ESI EN EL NIVEL PRIMARIO

La educación sexual integral en las escuelas representa un tema de interés del cual cada vez más surgen desafíos para ser estudiado y abordado como un asunto de interés público y colectivo. Lo que exige la creación de políticas públicas, marcos jurídicos, programas locales de planificación, bajo perspectiva de género. La participación real y efectiva de las comunidades educativas, familias, estudiantes, organizaciones sociales y expertas en el tema, debe ser de vital importancia para la discusión y ejecución de esas políticas, bajo el enfoque de los derechos sexuales y derechos reproductivos. 

Algunos países en América Latina han dispuesto y avanzado en la creación y de la ESI en las Escuelas, con el fin de promover la continuidad pedagógica y garantizar el derecho a la educación sexual en todos los niveles. 

Es de vital importancia se garantice el derecho a la información para la toma de decisiones oportunas y autónomas sobre nuestros cuerpos. Resaltar que las niñeces no son seres pasivos, son sujetos de derechos con pensamientos y acciones críticas frente a lo que significa su sexualidad, lo que les va a permitir gozar de una infancia feliz y empoderada. Esto pasa por prevenir cualquier tipo de violencia sexual, psicológica, física, entre otras formas de violencias.

Una de las barreras con las que se ha encontrado la ESI es la resistencia y escepticismo en el personal docente, conversar de sexualidad abiertamente en las escuelas, es un tema tabú y responsabilidad exclusiva de las familias. De igual forma, apoderadxs se niegan en abrir el debate ante la presión del prejuicio social, creencias y sesgos de género.

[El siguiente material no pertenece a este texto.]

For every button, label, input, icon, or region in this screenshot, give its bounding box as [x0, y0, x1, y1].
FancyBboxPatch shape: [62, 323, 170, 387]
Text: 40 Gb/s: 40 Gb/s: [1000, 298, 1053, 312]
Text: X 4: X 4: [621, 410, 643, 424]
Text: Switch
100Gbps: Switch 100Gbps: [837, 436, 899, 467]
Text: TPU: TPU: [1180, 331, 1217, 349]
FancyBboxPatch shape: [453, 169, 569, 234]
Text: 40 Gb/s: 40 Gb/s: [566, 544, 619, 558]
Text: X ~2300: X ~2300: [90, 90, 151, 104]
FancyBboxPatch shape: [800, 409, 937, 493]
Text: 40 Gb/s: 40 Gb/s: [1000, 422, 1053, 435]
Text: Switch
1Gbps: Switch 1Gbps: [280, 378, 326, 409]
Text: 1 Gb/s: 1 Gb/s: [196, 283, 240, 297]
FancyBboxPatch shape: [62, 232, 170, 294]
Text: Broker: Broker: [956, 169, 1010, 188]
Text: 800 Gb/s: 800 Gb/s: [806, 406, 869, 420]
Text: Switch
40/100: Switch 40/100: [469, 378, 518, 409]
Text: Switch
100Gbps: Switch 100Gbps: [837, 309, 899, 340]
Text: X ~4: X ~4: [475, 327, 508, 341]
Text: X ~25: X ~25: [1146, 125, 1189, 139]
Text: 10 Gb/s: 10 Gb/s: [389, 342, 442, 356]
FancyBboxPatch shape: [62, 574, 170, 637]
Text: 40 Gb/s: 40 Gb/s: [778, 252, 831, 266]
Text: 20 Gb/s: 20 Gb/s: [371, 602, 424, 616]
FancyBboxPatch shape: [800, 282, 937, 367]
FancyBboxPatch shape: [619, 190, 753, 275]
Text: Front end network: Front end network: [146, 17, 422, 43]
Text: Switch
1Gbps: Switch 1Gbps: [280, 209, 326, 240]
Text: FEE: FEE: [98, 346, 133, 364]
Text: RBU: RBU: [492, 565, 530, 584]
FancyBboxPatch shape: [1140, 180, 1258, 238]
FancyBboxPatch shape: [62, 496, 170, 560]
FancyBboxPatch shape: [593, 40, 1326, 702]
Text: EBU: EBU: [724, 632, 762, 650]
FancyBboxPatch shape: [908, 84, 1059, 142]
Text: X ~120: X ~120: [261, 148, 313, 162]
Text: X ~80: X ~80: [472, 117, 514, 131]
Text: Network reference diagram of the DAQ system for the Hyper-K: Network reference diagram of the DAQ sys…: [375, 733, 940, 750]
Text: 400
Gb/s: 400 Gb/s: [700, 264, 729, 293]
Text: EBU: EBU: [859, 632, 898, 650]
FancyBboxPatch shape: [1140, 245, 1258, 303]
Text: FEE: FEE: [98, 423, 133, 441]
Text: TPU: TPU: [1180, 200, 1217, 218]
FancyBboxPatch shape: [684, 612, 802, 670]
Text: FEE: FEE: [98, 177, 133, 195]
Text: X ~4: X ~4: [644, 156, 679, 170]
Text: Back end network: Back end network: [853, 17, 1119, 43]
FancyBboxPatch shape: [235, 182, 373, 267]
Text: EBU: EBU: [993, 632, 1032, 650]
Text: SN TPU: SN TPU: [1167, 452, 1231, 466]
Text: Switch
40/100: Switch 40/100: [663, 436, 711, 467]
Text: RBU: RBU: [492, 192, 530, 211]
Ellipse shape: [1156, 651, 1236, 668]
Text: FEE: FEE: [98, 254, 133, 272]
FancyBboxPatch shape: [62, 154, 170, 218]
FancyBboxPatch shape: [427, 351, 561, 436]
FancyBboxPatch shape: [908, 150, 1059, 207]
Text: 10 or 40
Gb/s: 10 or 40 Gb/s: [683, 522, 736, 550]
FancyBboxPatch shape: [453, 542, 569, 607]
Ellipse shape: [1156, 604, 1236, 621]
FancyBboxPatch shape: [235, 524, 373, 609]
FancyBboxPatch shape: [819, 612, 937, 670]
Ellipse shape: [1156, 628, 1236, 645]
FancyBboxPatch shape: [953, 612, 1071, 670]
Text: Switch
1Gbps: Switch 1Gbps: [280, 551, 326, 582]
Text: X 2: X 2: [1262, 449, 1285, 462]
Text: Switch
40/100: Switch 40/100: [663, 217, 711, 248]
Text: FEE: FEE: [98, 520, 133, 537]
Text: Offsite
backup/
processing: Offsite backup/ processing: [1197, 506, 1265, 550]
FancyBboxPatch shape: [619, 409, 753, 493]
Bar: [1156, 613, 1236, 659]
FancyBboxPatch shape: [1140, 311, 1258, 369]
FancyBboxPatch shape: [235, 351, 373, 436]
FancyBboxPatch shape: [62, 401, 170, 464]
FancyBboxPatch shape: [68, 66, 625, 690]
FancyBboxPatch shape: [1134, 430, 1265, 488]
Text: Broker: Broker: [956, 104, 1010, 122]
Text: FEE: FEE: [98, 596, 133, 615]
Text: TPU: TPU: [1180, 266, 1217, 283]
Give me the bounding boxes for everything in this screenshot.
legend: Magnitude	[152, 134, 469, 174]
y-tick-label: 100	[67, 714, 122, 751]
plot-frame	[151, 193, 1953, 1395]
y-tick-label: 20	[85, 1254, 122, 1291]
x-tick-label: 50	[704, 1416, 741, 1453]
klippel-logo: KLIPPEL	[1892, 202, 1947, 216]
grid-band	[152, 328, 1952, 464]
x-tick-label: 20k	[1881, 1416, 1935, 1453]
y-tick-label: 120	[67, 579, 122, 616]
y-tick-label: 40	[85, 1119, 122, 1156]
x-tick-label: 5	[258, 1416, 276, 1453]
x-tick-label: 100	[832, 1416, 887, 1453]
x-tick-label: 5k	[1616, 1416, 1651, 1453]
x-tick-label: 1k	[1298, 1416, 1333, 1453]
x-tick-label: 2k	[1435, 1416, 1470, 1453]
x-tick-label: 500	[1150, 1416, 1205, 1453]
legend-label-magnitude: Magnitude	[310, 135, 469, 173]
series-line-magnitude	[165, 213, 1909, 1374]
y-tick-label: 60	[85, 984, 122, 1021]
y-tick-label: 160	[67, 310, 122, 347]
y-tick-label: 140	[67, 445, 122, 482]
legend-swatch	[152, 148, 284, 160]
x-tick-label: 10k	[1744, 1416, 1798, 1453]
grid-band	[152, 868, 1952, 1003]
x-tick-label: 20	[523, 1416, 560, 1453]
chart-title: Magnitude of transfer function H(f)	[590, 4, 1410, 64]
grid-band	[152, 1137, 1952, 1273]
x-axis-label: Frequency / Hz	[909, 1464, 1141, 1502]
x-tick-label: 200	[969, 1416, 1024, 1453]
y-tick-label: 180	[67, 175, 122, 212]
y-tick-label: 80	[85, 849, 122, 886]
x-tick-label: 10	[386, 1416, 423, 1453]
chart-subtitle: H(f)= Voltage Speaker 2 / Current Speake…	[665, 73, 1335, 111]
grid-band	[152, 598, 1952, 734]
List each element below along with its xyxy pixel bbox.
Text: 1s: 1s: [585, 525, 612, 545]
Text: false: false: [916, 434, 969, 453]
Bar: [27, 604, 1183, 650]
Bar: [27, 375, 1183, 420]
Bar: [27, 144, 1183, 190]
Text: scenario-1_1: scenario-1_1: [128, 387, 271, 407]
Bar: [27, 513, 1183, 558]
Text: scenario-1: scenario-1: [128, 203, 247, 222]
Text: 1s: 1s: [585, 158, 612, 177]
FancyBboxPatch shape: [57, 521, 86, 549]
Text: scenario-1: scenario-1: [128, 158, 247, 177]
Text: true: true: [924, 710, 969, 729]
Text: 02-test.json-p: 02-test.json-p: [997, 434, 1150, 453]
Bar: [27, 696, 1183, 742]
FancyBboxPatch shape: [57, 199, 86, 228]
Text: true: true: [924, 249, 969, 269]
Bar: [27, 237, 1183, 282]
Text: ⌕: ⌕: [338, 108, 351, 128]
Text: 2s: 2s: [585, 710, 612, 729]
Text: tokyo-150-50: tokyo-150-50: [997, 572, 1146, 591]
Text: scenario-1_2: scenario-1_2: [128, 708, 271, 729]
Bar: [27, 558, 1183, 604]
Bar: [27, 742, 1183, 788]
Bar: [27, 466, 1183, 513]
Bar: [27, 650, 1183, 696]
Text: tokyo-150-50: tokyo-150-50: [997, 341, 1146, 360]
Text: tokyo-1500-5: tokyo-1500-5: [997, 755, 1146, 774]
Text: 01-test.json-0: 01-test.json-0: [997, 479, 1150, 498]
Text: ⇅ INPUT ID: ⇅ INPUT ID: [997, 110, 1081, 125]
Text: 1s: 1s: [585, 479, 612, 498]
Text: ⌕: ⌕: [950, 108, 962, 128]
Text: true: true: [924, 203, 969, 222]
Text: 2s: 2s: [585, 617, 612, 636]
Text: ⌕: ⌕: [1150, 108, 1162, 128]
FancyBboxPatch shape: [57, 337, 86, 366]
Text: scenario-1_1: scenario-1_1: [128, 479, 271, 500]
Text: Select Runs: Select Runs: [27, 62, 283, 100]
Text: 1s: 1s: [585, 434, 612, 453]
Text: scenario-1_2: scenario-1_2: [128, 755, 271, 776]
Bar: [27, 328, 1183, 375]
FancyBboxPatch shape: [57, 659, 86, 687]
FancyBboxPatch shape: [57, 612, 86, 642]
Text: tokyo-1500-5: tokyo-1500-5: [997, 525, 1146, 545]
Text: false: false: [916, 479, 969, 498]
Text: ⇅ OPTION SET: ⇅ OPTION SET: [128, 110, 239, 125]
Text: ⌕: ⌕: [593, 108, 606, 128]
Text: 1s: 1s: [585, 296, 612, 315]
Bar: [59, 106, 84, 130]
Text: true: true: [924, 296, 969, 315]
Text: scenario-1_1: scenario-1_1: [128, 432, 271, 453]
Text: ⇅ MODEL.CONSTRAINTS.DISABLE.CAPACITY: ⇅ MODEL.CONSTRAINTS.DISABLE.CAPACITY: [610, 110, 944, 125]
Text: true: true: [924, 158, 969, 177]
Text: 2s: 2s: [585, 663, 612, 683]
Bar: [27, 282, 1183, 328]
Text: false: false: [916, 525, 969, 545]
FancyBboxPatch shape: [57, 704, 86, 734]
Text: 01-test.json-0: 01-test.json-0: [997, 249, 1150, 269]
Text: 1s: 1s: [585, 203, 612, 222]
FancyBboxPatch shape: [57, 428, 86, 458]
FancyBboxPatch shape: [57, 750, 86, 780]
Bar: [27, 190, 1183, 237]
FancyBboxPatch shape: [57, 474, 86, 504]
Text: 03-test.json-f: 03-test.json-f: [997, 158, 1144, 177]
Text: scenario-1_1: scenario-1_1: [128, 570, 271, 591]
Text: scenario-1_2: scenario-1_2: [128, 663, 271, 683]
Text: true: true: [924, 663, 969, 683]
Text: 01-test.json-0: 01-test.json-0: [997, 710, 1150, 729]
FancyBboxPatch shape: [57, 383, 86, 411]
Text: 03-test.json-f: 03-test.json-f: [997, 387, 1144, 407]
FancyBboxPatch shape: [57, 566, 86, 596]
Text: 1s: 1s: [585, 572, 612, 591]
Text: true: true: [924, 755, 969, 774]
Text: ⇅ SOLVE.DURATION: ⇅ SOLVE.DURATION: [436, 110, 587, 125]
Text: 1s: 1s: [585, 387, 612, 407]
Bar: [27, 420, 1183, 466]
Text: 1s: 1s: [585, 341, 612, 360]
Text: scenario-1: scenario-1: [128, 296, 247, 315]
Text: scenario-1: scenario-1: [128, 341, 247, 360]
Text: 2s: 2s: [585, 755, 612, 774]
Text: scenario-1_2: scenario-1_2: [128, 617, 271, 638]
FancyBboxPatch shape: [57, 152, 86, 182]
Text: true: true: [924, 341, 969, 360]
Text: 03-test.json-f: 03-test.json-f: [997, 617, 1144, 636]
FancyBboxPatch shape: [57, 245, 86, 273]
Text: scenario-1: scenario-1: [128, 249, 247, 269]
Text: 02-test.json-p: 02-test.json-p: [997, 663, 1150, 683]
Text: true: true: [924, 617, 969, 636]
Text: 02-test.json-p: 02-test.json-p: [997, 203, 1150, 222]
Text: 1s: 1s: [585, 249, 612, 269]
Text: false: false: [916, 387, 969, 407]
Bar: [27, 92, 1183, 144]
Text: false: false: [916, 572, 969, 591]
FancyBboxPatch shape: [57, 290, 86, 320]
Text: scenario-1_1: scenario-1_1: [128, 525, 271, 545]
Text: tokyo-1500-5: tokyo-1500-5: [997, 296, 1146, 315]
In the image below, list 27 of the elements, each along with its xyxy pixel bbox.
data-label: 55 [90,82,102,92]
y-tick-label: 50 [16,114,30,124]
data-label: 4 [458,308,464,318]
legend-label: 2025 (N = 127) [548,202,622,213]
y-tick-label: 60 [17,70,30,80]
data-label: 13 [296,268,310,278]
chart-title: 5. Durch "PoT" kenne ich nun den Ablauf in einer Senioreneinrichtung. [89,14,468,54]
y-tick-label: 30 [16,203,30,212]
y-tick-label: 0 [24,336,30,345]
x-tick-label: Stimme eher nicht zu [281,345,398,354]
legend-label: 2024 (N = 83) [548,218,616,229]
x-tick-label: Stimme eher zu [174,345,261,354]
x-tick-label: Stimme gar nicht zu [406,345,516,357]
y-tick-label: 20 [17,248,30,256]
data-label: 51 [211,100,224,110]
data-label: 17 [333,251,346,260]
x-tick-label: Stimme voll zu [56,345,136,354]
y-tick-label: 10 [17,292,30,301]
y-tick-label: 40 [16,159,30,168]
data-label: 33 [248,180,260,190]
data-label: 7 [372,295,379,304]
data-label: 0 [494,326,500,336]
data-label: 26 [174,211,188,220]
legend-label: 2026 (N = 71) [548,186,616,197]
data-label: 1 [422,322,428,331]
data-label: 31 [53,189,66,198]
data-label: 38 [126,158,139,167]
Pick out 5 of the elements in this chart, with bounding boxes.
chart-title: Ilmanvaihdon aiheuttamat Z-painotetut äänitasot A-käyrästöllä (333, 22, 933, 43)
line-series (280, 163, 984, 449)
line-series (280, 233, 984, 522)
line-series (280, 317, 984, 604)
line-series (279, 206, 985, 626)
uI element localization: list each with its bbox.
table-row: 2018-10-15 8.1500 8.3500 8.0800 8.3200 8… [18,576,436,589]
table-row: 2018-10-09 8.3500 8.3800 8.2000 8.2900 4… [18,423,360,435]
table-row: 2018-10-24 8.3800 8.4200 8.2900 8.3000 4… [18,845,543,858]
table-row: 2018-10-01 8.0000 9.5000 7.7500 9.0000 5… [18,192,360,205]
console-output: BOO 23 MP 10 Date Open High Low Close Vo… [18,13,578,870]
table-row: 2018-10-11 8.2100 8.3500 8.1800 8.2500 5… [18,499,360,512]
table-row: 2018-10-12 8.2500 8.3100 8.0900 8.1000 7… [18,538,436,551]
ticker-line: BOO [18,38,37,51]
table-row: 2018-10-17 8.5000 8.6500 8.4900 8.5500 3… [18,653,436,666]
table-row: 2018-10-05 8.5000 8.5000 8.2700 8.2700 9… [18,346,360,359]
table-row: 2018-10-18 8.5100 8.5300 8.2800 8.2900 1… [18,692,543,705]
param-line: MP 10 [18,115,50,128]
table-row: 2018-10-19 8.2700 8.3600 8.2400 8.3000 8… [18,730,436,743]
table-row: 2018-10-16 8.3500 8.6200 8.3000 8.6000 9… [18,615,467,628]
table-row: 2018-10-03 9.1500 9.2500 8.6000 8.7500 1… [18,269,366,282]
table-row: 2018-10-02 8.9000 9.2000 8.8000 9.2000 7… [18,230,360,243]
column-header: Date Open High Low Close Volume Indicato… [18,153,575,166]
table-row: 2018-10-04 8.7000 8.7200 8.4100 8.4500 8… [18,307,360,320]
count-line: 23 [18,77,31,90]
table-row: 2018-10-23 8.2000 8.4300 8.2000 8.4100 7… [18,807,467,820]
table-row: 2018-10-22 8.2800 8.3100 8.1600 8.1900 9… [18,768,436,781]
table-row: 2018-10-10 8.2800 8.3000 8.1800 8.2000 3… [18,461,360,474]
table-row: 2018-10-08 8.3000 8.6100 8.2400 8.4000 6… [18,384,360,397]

El desafío para sortear esta realidad, pasa por implementar distintas dinámicas pedagógicas y la construcción de rutas de aprendizajes compartidas. La posibilidad de abrir información correcta, veraz y científica acerca de la prevención del embarazo y de la prevención de las infecciones de transmisión sexual, es otro gran desafío para prevenir cualquiera agresión y desinformación. 

Los estereotipos de género son factores determinantes para construir y deconstruir esquemas, al igual que los roles que se les asignan a las niñas, desde la naturalización de ciertas conductas, acentuadas por la sumisión y la discriminación. Por ejemplo, se les culpa a las niñas cuando se sienten agradadas con explorar partes íntimas de su cuerpo, por ejemplo, o cuando a través de la discriminación, se utiliza un lenguaje sexista y machista.

La ESI tiene especial importancia en la prevención de la violencia y el abuso sexual contra niñeces y adolescentes, “aprender a decir que no” es una de las herramientas de aprendizaje que deben implementarse de manera urgente, ante los elevados casos de abusos sexuales Eduquemos para una vida libre de violencias, valoremos la afectividad, como forma de relacionarnos entre unas/os y otras/os.

Escrito por: Tania Valentina Hidalgo Tapia.